For all ecological systems, the reduction of pollution and land-use stresses in more heavily populated regions of Europe would contribute to removing major stress factors. In some circumstances, this strategy might allow plants to adjust more easily to the negative effects of climatic change.
An increasingly determined effort toward protection and revitalization of freshwater ecosystems in developed countries already has shown positive achievements, particularly through improvements in the water quality of watersheds. The protection of threatened aquatic habitats such as wetlands has facilitated the reintroduction of several endangered vertebrate species. This has been the case particularly in central Europe as a consequence of increased awareness of environmental problems.

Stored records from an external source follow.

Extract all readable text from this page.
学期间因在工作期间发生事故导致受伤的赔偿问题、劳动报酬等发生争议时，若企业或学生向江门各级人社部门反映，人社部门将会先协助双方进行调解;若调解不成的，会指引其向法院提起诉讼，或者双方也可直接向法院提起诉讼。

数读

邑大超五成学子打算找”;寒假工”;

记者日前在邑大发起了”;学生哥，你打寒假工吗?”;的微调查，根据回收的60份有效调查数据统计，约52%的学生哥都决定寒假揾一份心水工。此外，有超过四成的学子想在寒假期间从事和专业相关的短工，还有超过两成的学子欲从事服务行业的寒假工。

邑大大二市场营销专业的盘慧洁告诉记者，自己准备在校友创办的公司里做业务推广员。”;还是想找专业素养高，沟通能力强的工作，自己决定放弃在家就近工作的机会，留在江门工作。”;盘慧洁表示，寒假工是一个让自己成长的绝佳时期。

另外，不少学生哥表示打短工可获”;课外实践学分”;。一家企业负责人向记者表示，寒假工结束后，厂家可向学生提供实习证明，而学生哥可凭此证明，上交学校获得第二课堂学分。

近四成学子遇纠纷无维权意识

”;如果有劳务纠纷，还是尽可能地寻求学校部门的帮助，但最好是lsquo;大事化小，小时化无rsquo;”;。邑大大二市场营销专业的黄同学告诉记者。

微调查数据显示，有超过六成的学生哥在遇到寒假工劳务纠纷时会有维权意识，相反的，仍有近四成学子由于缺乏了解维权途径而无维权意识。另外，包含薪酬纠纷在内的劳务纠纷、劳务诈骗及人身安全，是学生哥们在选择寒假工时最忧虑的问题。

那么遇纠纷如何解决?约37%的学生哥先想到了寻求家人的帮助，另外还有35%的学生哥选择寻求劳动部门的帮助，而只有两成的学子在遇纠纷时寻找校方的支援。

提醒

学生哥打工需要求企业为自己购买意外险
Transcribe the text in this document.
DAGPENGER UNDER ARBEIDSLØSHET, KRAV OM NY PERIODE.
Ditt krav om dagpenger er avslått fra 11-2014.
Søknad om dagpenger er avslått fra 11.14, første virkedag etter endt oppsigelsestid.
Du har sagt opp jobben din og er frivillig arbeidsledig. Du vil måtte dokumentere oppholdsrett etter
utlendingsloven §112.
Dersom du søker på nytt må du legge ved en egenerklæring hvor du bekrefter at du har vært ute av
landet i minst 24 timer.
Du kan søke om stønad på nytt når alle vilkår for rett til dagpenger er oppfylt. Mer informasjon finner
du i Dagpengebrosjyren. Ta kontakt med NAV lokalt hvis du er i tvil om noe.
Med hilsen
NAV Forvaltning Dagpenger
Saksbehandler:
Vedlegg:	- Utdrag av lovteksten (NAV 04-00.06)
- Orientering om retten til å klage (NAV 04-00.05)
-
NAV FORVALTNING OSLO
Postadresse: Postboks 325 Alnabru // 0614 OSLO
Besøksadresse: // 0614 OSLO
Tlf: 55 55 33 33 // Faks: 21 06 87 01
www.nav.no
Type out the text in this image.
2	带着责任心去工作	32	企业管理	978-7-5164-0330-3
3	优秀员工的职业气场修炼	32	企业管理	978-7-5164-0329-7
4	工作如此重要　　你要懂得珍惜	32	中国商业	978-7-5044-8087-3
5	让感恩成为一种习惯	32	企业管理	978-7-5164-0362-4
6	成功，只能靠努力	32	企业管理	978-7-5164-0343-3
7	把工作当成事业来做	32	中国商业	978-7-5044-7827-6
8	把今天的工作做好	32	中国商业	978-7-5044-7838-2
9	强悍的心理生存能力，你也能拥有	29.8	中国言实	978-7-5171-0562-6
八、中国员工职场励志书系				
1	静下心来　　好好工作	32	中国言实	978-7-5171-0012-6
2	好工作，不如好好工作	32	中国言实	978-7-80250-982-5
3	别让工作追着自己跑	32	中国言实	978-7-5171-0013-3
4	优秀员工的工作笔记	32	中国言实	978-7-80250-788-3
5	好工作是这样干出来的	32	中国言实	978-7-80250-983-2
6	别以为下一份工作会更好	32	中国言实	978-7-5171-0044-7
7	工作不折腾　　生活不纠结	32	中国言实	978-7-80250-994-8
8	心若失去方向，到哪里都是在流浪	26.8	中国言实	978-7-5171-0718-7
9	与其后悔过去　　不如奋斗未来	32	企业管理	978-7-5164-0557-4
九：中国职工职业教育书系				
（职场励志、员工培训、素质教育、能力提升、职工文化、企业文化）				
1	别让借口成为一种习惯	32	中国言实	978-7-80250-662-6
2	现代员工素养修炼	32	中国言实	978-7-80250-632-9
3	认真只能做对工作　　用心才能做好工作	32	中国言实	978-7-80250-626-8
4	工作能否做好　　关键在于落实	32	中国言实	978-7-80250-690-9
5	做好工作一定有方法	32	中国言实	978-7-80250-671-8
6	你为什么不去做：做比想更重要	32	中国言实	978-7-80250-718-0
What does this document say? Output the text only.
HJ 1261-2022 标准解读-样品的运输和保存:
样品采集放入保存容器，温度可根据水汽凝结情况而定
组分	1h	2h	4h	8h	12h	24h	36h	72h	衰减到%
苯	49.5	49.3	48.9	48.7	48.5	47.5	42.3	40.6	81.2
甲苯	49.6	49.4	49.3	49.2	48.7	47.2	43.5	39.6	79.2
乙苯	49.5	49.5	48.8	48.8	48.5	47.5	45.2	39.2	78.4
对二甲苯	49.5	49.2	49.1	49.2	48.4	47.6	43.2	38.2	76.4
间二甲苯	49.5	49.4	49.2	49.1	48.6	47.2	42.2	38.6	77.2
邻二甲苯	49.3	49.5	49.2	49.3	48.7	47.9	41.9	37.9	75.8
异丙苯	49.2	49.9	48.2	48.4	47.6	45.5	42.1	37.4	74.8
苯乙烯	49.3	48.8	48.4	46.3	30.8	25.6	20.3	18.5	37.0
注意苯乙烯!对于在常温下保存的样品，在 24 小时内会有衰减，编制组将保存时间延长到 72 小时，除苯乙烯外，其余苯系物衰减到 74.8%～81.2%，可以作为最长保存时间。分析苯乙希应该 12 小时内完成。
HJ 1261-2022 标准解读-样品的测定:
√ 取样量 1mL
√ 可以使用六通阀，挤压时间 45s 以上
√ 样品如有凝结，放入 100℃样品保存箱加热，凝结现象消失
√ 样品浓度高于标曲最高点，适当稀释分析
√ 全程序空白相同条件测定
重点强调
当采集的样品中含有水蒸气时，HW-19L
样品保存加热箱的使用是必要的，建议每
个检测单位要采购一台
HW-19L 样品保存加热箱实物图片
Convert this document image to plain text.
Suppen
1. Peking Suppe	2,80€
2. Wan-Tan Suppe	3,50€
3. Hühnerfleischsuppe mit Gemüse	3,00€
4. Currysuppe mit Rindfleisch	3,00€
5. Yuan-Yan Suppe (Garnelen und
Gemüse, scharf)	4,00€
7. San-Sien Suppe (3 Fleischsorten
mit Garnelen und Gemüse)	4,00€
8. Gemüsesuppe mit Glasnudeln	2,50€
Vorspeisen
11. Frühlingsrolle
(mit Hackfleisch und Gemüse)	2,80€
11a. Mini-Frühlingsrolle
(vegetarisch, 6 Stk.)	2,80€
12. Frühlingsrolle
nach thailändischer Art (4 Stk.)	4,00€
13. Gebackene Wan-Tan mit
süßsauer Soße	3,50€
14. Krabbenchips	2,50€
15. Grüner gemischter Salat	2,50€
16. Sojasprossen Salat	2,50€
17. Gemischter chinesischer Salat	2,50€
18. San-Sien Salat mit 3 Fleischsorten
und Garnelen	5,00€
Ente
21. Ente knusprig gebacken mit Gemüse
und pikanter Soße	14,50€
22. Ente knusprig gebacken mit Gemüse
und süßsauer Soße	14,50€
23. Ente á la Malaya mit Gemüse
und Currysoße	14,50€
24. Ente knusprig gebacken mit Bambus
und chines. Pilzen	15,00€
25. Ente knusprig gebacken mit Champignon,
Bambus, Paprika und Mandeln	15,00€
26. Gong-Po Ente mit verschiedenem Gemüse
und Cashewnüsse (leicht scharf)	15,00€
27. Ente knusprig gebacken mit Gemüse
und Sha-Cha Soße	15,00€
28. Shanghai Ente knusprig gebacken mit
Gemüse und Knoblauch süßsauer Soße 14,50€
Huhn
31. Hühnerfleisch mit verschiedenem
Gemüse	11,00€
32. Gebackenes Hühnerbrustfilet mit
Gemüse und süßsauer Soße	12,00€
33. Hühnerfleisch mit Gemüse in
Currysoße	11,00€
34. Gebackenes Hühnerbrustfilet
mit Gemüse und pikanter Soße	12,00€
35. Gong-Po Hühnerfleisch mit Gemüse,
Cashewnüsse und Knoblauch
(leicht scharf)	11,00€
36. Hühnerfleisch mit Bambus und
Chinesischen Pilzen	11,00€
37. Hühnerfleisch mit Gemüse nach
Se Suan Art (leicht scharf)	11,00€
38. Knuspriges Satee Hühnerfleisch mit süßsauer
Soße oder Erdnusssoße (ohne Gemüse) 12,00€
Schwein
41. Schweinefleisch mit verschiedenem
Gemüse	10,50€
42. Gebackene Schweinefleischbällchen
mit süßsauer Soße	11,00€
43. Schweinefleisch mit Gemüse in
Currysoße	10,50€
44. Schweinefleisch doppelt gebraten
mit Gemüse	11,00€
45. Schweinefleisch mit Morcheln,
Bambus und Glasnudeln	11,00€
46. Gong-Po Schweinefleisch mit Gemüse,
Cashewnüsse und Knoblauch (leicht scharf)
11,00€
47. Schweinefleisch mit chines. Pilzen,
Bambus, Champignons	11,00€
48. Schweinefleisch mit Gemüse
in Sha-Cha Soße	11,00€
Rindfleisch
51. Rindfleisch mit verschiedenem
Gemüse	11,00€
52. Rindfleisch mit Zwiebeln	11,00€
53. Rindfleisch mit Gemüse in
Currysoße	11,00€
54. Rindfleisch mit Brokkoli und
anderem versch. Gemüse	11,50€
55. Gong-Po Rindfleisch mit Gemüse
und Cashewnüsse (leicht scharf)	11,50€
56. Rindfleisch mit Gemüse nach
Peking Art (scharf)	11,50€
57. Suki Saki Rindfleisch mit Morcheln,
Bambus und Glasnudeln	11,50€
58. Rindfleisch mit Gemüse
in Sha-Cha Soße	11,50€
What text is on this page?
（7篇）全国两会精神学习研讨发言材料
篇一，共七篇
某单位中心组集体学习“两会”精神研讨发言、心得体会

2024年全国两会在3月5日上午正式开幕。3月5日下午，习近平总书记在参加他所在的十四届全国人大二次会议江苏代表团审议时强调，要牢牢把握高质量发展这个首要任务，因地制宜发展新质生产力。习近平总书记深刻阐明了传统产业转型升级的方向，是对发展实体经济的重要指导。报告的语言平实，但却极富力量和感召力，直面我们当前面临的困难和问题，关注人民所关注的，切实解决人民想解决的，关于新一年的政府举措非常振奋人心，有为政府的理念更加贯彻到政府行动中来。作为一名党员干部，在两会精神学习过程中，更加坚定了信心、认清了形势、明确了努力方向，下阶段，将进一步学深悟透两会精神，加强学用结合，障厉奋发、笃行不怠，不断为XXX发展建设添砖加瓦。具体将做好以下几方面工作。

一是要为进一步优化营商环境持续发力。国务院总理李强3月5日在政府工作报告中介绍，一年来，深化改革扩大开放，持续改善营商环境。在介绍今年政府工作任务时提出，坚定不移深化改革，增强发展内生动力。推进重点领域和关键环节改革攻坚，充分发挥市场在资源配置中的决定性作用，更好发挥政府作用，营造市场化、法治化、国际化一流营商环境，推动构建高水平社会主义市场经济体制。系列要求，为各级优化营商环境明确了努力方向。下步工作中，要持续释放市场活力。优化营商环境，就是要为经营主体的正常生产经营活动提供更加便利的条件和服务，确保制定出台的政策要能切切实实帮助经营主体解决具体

The impacts of climate change on agriculture can be defined at different scales-including crop yield, farm or sector profitability, regional economic activity, or hunger vulnerability. Impacts depend on biophysical and socioeconomic responses.
In the past decade, substantial amounts of research have focused on regional and national assessments of the potential effects of climate change on agriculture. Relatively little work, however, has included systematic assessments that identify vulnerable socioeconomic groups, integrate effects across sectors, describe impacts at different spatial and temporal scales, or address the efficacy of the range of practical responses (see Parry et al., 1992). For the most part, studies have treated each region or nation in isolation (see IPCC, 1996, for a complete reference list of studies to date; see also Sirotenko et al., 1997), without regard to changes in production in other places, and have not addressed in an integrated way interactions with other related systems (e.g., water resources, socioeconomy, policy). Global assessments of climate change impacts in agriculture and agricultural markets have been few to date (Parry et al., 1988; Smit, 1989; Martin et al., 1990; Kane et al., 1992; Rosenberg and Crosson, 1991; UK Department of the Environment, 1991; Rosenzweig and Parry, 1994; Darwin et al., 1995). In addition, a major shortcoming of most climate impact assessments has been their lack of in-depth treatment of adaptation, in part because of its complexity and in part because of the lack of a suitable methodological framework.